Statement: EPA proposes to designate PFAS as hazardous substances

Media Contacts
Emily Scarr

Director, Stop Toxic PFAS Campaign, U.S. PIRG Education Fund

John Rumpler

Clean Water Director and Senior Attorney, Environment America Research & Policy Center

WASHINGTON — The U.S. Environmental Protection Agency (EPA) announced on Thursday two new rules to strengthen the EPA’s authority to regulate per- and polyfluorinated substances (PFAS)  under the Resource Conservation and Recovery Act (RCRA). The EPA is proposing to clarify its authority to require cleanup of contamination of PFAS and other chemicals of concern. The agency is also proposing to list multiple PFAS compounds as hazardous constituents under RCRA. That would trigger a set of regulatory options for the EPA.

PFAS, a class of more than 12,000 toxic chemicals, are used to add grease- and water-resistant properties to many consumer products, including food packaging, carpets and clothing.  The manufacture, use and disposal of products containing PFAS has tainted drinking water sources for 200 million Americans. Known as “forever chemicals” because they persist in the environment and human body, Experts have linked PFAS, even in small amounts over time, to serious human health problems, including kidney and liver disease, birth defects and cancer.

In a 2023 report from U.S. PIRG Education Fund and Environment America Research and Policy Center, The Threat of “Forever Chemicals,” the groups recommended the EPA designate all PFAS, as a single class, as hazardous substances under RCRA.

In response, experts from U.S. PIRG Education Fund and Environment America Research and Policy Center issued the following statements:

“For decades the chemical industry has polluted our communities with toxic ‘forever chemicals,’ putting our health at risk,” said Emily Scarr, director of U.S. PIRG Education Fund’s Stop Toxic PFAS campaign. “The EPA’s proposal is a welcome step toward cleaning up contamination. To fully prevent harm from PFAS, we need to phase out the use of the entire class of PFAS and regulate them as a single class.
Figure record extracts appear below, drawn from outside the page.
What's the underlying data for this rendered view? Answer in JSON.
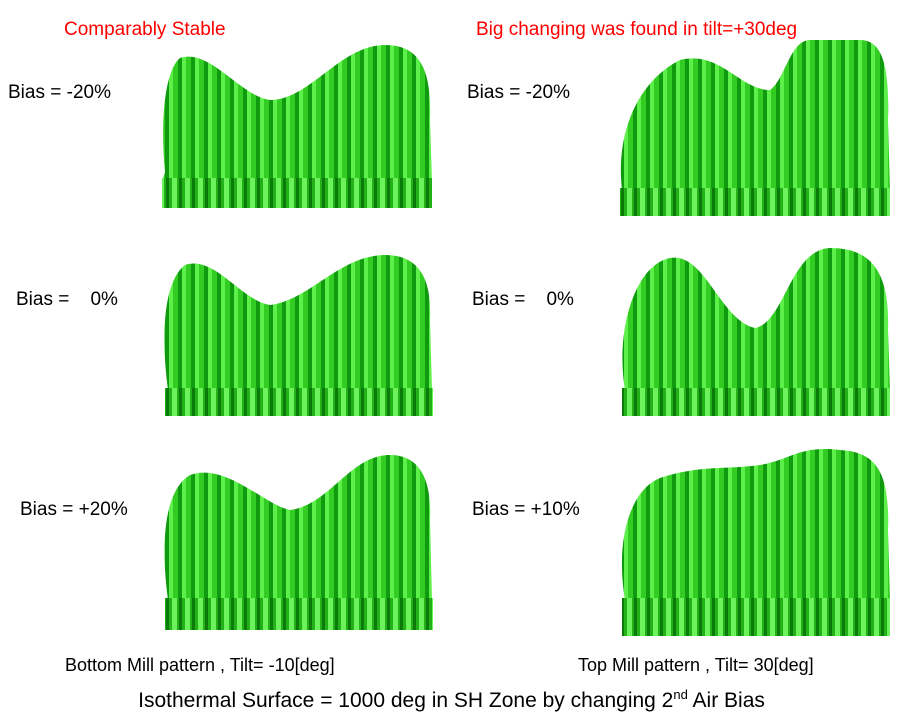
{
  "headers": {
    "left": "Comparably Stable",
    "right": "Big changing was found in tilt=+30deg"
  },
  "left_labels": [
    "Bias = -20%",
    "Bias =    0%",
    "Bias = +20%"
  ],
  "right_labels": [
    "Bias = -20%",
    "Bias =    0%",
    "Bias = +10%"
  ],
  "captions": {
    "left": "Bottom Mill pattern , Tilt= -10[deg]",
    "right": "Top Mill pattern , Tilt= 30[deg]"
  },
  "footer": {
    "text_before": "Isothermal Surface = 1000 deg in SH Zone by changing 2",
    "superscript": "nd",
    "text_after": " Air Bias"
  }
}
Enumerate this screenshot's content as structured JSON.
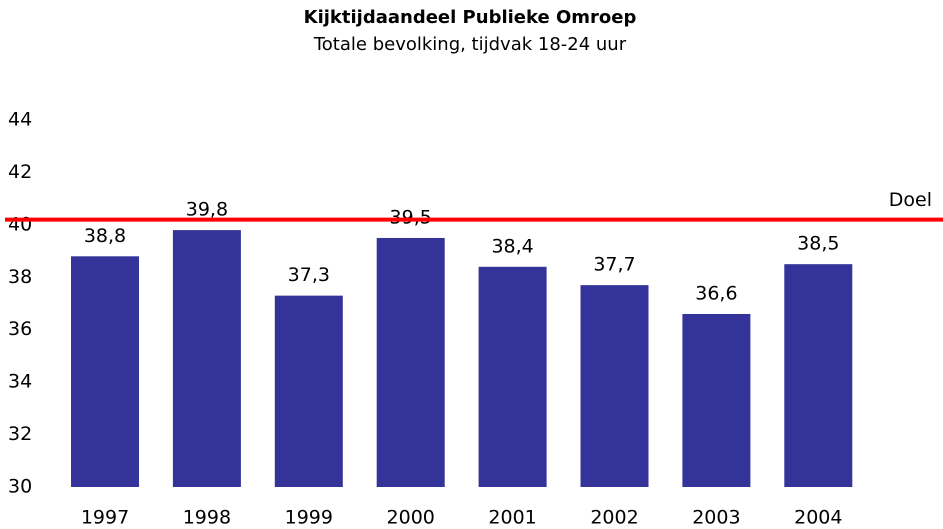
{
  "chart_data": {
    "type": "bar",
    "title": "Kijktijdaandeel Publieke Omroep",
    "subtitle": "Totale bevolking, tijdvak 18-24 uur",
    "categories": [
      "1997",
      "1998",
      "1999",
      "2000",
      "2001",
      "2002",
      "2003",
      "2004"
    ],
    "values": [
      38.8,
      39.8,
      37.3,
      39.5,
      38.4,
      37.7,
      36.6,
      38.5
    ],
    "value_labels": [
      "38,8",
      "39,8",
      "37,3",
      "39,5",
      "38,4",
      "37,7",
      "36,6",
      "38,5"
    ],
    "color": "#333399",
    "ylim": [
      30,
      44
    ],
    "yticks": [
      30,
      32,
      34,
      36,
      38,
      40,
      42,
      44
    ],
    "grid": false,
    "target": {
      "label": "Doel",
      "value": 40.2,
      "color": "#ff0000"
    }
  }
}
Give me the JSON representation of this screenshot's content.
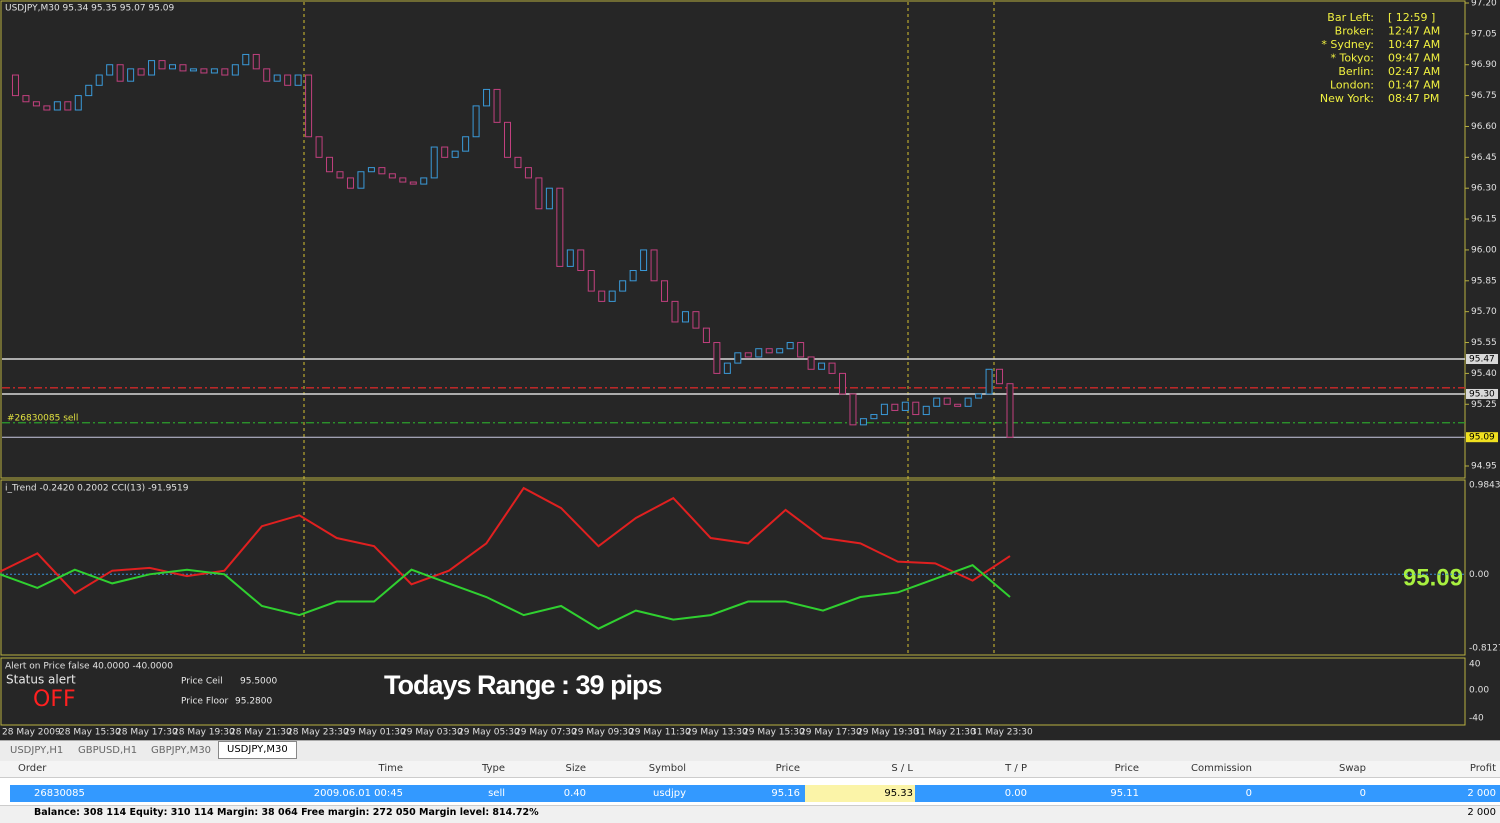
{
  "main_chart": {
    "header": "USDJPY,M30  95.34 95.35 95.07 95.09",
    "order_label": "#26830085 sell",
    "ylim": [
      94.9,
      97.2
    ],
    "price_ticks": [
      {
        "value": 97.2,
        "label": "97.20"
      },
      {
        "value": 97.05,
        "label": "97.05"
      },
      {
        "value": 96.9,
        "label": "96.90"
      },
      {
        "value": 96.75,
        "label": "96.75"
      },
      {
        "value": 96.6,
        "label": "96.60"
      },
      {
        "value": 96.45,
        "label": "96.45"
      },
      {
        "value": 96.3,
        "label": "96.30"
      },
      {
        "value": 96.15,
        "label": "96.15"
      },
      {
        "value": 96.0,
        "label": "96.00"
      },
      {
        "value": 95.85,
        "label": "95.85"
      },
      {
        "value": 95.7,
        "label": "95.70"
      },
      {
        "value": 95.55,
        "label": "95.55"
      },
      {
        "value": 95.4,
        "label": "95.40"
      },
      {
        "value": 95.25,
        "label": "95.25"
      },
      {
        "value": 94.95,
        "label": "94.95"
      }
    ],
    "closes": [
      96.85,
      96.75,
      96.72,
      96.7,
      96.68,
      96.72,
      96.68,
      96.75,
      96.8,
      96.85,
      96.9,
      96.82,
      96.88,
      96.85,
      96.92,
      96.88,
      96.9,
      96.87,
      96.88,
      96.86,
      96.88,
      96.85,
      96.9,
      96.95,
      96.88,
      96.82,
      96.85,
      96.8,
      96.85,
      96.55,
      96.45,
      96.38,
      96.35,
      96.3,
      96.38,
      96.4,
      96.37,
      96.35,
      96.33,
      96.32,
      96.35,
      96.5,
      96.45,
      96.48,
      96.55,
      96.7,
      96.78,
      96.62,
      96.45,
      96.4,
      96.35,
      96.2,
      96.3,
      95.92,
      96.0,
      95.9,
      95.8,
      95.75,
      95.8,
      95.85,
      95.9,
      96.0,
      95.85,
      95.75,
      95.65,
      95.7,
      95.62,
      95.55,
      95.4,
      95.45,
      95.5,
      95.48,
      95.52,
      95.5,
      95.52,
      95.55,
      95.48,
      95.42,
      95.45,
      95.4,
      95.3,
      95.15,
      95.18,
      95.2,
      95.25,
      95.22,
      95.26,
      95.2,
      95.24,
      95.28,
      95.25,
      95.24,
      95.28,
      95.3,
      95.42,
      95.35,
      95.09
    ],
    "bull_color": "#3a9ad9",
    "bear_color": "#c2407f",
    "levels": [
      {
        "value": 95.47,
        "label": "95.47",
        "color": "#d8d8d8"
      },
      {
        "value": 95.3,
        "label": "95.30",
        "color": "#d8d8d8"
      },
      {
        "value": 95.09,
        "label": "95.09",
        "color": "#c8c8e0"
      }
    ],
    "order_lines": [
      {
        "value": 95.33,
        "color": "#d02828"
      },
      {
        "value": 95.16,
        "color": "#2ca02c"
      }
    ],
    "clock": [
      [
        "Bar Left:",
        "[ 12:59 ]"
      ],
      [
        "Broker:",
        "12:47 AM"
      ],
      [
        "* Sydney:",
        "10:47 AM"
      ],
      [
        "* Tokyo:",
        "09:47 AM"
      ],
      [
        "Berlin:",
        "02:47 AM"
      ],
      [
        "London:",
        "01:47 AM"
      ],
      [
        "New York:",
        "08:47 PM"
      ]
    ]
  },
  "indicator": {
    "header": "i_Trend -0.2420 0.2002  CCI(13) -91.9519",
    "ylim": [
      -0.8127,
      0.9843
    ],
    "ticks": [
      {
        "value": 0.9843,
        "label": "0.9843"
      },
      {
        "value": 0,
        "label": "0.00"
      },
      {
        "value": -0.8127,
        "label": "-0.8127"
      }
    ],
    "big_price": "95.09",
    "series": [
      {
        "color": "#e02020",
        "values": [
          0.03,
          0.23,
          -0.21,
          0.04,
          0.07,
          -0.02,
          0.04,
          0.53,
          0.65,
          0.4,
          0.31,
          -0.11,
          0.04,
          0.34,
          0.95,
          0.73,
          0.31,
          0.62,
          0.84,
          0.4,
          0.34,
          0.71,
          0.4,
          0.34,
          0.14,
          0.12,
          -0.07,
          0.2
        ]
      },
      {
        "color": "#30d030",
        "values": [
          0.0,
          -0.15,
          0.05,
          -0.1,
          0.0,
          0.05,
          0.0,
          -0.35,
          -0.45,
          -0.3,
          -0.3,
          0.05,
          -0.1,
          -0.25,
          -0.45,
          -0.35,
          -0.6,
          -0.4,
          -0.5,
          -0.45,
          -0.3,
          -0.3,
          -0.4,
          -0.25,
          -0.2,
          -0.05,
          0.1,
          -0.25
        ]
      }
    ]
  },
  "alert_pane": {
    "header": "Alert on Price false  40.0000 -40.0000",
    "status_label": "Status alert",
    "status": "OFF",
    "ceil_label": "Price Ceil",
    "ceil": "95.5000",
    "floor_label": "Price Floor",
    "floor": "95.2800",
    "range": "Todays Range : 39 pips",
    "ticks": [
      "40",
      "0.00",
      "-40"
    ]
  },
  "time_axis": [
    "28 May 2009",
    "28 May 15:30",
    "28 May 17:30",
    "28 May 19:30",
    "28 May 21:30",
    "28 May 23:30",
    "29 May 01:30",
    "29 May 03:30",
    "29 May 05:30",
    "29 May 07:30",
    "29 May 09:30",
    "29 May 11:30",
    "29 May 13:30",
    "29 May 15:30",
    "29 May 17:30",
    "29 May 19:30",
    "31 May 21:30",
    "31 May 23:30"
  ],
  "tabs": [
    "USDJPY,H1",
    "GBPUSD,H1",
    "GBPJPY,M30",
    "USDJPY,M30"
  ],
  "table": {
    "headers": [
      "Order",
      "Time",
      "Type",
      "Size",
      "Symbol",
      "Price",
      "S / L",
      "T / P",
      "Price",
      "Commission",
      "Swap",
      "Profit"
    ],
    "row": [
      "26830085",
      "2009.06.01 00:45",
      "sell",
      "0.40",
      "usdjpy",
      "95.16",
      "95.33",
      "0.00",
      "95.11",
      "0",
      "0",
      "2 000"
    ],
    "footer": "Balance: 308 114  Equity: 310 114  Margin: 38 064  Free margin: 272 050  Margin level: 814.72%",
    "footer_profit": "2 000"
  }
}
Otherwise, our regulators and lawmakers will be stuck playing an endless game of whack-a mole.”

“PFAS pollution is widespread across the country,” said John Rumpler, director of Environment America Research & Policy Center’s clean water program. “EPA scientists have confirmed that PFAS, even at very low levels, present a serious threat to our health and the environment. There is really only one way out of this toxic morass: We need to clean up the contamination in our waterways and communities and phase out the use of toxic ‘forever chemicals’ as soon as possible. We applaud the EPA for this announcement.”